Cerimonia alle ore 11 a piazza Canale, luogo dell’eccidio
MONREALE, 3 maggio – Il capitano Emanuele Basile, comandante della Compagnia dei carabinieri di Monreale, era un uomo coraggioso. Un uomo che sapeva benissimo di poter pagare in prima persona il prezzo di delicatissime indagini che svolgeva sul conto di Cosa Nostra.
Sapeva di avere scoperchiato una pentola bollente, nella quale era possibile mettere le mani sui traffici illeciti del clan dei corleonesi che avevano deciso di dare l’assalto alla diligenza della città.

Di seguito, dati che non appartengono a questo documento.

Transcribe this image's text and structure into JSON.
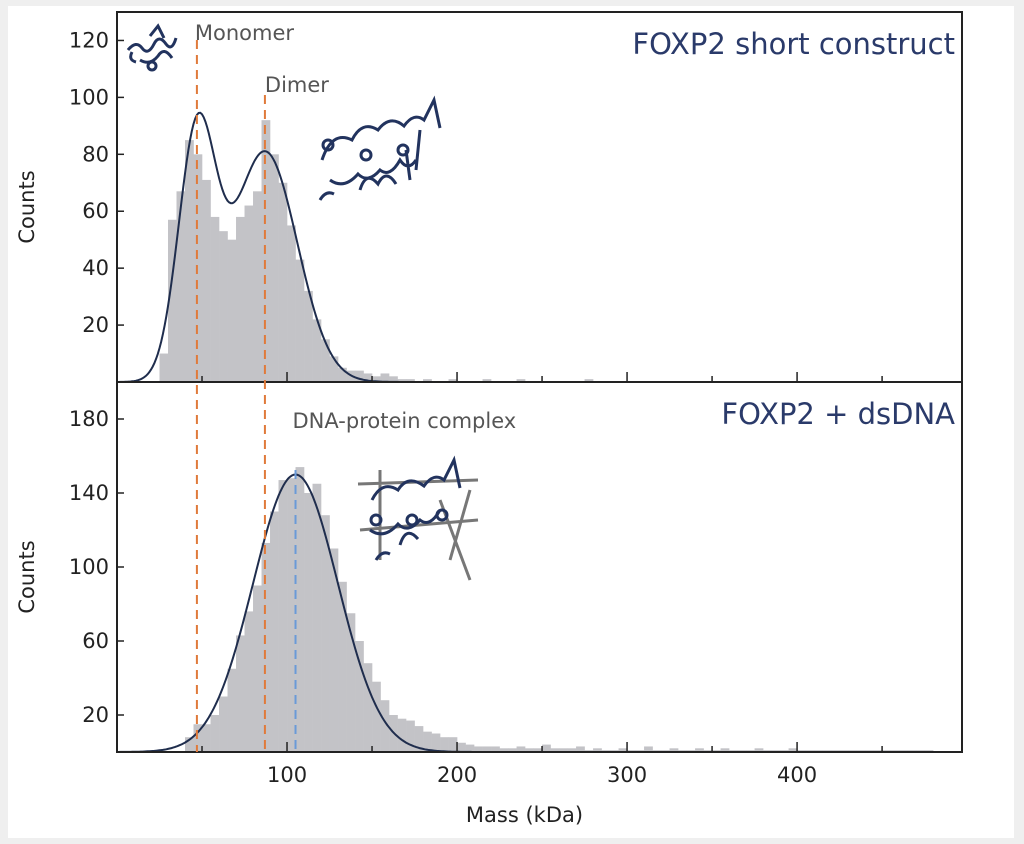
{
  "chart_data": [
    {
      "type": "bar",
      "title": "FOXP2 short construct",
      "xlabel": "Mass (kDa)",
      "ylabel": "Counts",
      "xlim": [
        0,
        497
      ],
      "ylim": [
        0,
        130
      ],
      "yticks": [
        20,
        40,
        60,
        80,
        100,
        120
      ],
      "bin_width": 5,
      "bin_start": 25,
      "values": [
        10,
        57,
        67,
        85,
        80,
        71,
        58,
        53,
        50,
        58,
        62,
        67,
        92,
        80,
        70,
        55,
        43,
        32,
        22,
        15,
        9,
        5,
        4,
        4,
        3,
        2,
        3,
        2,
        1,
        1,
        0,
        1,
        0,
        0,
        1,
        0,
        0,
        0,
        1,
        0,
        0,
        0,
        1,
        0,
        0,
        0,
        0,
        0,
        0,
        0,
        1
      ],
      "fit": {
        "type": "two-gaussian",
        "components": [
          {
            "mean": 47,
            "amplitude": 85,
            "sigma": 11
          },
          {
            "mean": 87,
            "amplitude": 81,
            "sigma": 19
          }
        ]
      },
      "annotations": [
        {
          "label": "Monomer",
          "x": 47
        },
        {
          "label": "Dimer",
          "x": 87
        }
      ]
    },
    {
      "type": "bar",
      "title": "FOXP2 + dsDNA",
      "xlabel": "Mass (kDa)",
      "ylabel": "Counts",
      "xlim": [
        0,
        497
      ],
      "ylim": [
        0,
        200
      ],
      "yticks": [
        20,
        60,
        100,
        140,
        180
      ],
      "xticks": [
        100,
        200,
        300,
        400
      ],
      "bin_width": 5,
      "bin_start": 40,
      "values": [
        8,
        15,
        15,
        20,
        30,
        45,
        63,
        76,
        90,
        113,
        130,
        147,
        148,
        154,
        140,
        145,
        128,
        110,
        92,
        75,
        60,
        48,
        38,
        28,
        20,
        18,
        17,
        14,
        11,
        10,
        8,
        8,
        5,
        4,
        3,
        3,
        3,
        2,
        2,
        3,
        2,
        2,
        4,
        2,
        2,
        2,
        3,
        1,
        2,
        1,
        1,
        2,
        1,
        1,
        3,
        1,
        1,
        2,
        1,
        1,
        2,
        1,
        1,
        2,
        1,
        1,
        1,
        2,
        1,
        1,
        1,
        2,
        1,
        1,
        1,
        1,
        1,
        1,
        1,
        1,
        1,
        1,
        1,
        1,
        1,
        1,
        1,
        1
      ],
      "fit": {
        "type": "gaussian",
        "components": [
          {
            "mean": 105,
            "amplitude": 150,
            "sigma": 25
          }
        ]
      },
      "annotations": [
        {
          "label": "DNA-protein complex",
          "x": 105
        }
      ]
    }
  ],
  "colors": {
    "bars": "#c3c3c7",
    "fit": "#1f2d4d",
    "monomer_dimer_lines": "#e07a3a",
    "complex_line": "#6a9ad8",
    "title": "#2a3a6a"
  }
}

Per questo doveva essere eliminato.
Ma la sua eliminazione non doveva passare inosservata. “Doveva” avvenire in maniera eclatante, davanti a tutti e nel posto dove tutti potessero vedere. Difficile trovare un posto “migliore” di piazza Canale, la sera dei festeggiamenti del Santissimo Crocifisso, gremita da migliaia di persone, così come avviene ogni anno, quando tutta Monreale è in strada per festeggiare il Santo Patrono.
Basile aveva partecipato al ricevimento che si era tenuto a Palazzo di Città e stava tornando a casa, assieme alla moglie ed alla figlioletta Barbara, che allora aveva quattro anni.
I killer lo aspettavano al varco, sapendo che avrebbe percorso il tragitto di via Pietro Novelli, per arrivare in caserma (l’attuale Comando della Polizia Municipale), che dista poche decine di metri dal luogo dove l’ufficiale fu ucciso.
Si confusero tra la folla, bivaccando nei locali vicini. Quando il capitano passò da lì partì la raffica di colpi che non gli diedero scampo. Basile, istintivamente, forse in un estremo ed eroico atto di protezione paterna, fece scudo col corpo, evitando che i colpi raggiugessero la figlioletta che teneva in braccio. Una delle pallottole raggiunse pure la moglie, “miracolata”, si disse, da un fregio d’argento che ornava la sua borsa e che evitò che lo sparo arrivasse al suo corpo.
Ci furono scene di panico indescrivibile, un comprensibile fuggi fuggi generale che in tanti ancora ricordano bene. Il cadavere dell’ufficiale tarantino, poco più che trentenne, però era rimasto sul selciato e con esso il terrore dei monrealesi perbene che con la fine del carabiniere vedevano cadere le loro speranze di riscatto e di liberazione dal giogo mafioso.
Da quel giorno, poi, cominciò una lunghissima storia processuale per arrivare ad individuare i colpevoli dell’agguato mafioso ordito ai danni dell’ufficiale. Alla fine emerse che il commando era composto da Vincenzo Puccio (poi assassinato nel carcere dell'Ucciardone a colpi di bistecchiera), Armando Bonanno (successivamente "inghiottito" dalla lupara bianca) e Giuseppe Madonia, della "famiglia" di Resuttana. A fornire il supporto logistico, invece, fu Giovanni Brusca, così come egli stesso ammise.
Monreale, ancora oggi, ricorda il capitano Emanuele Basile nella toponomastica comunale: a lui è intitolata una piazzetta adiacente la via Venero, ma soprattutto a lui è stato intitolato il liceo classico, tre anni dopo la sua scomparsa.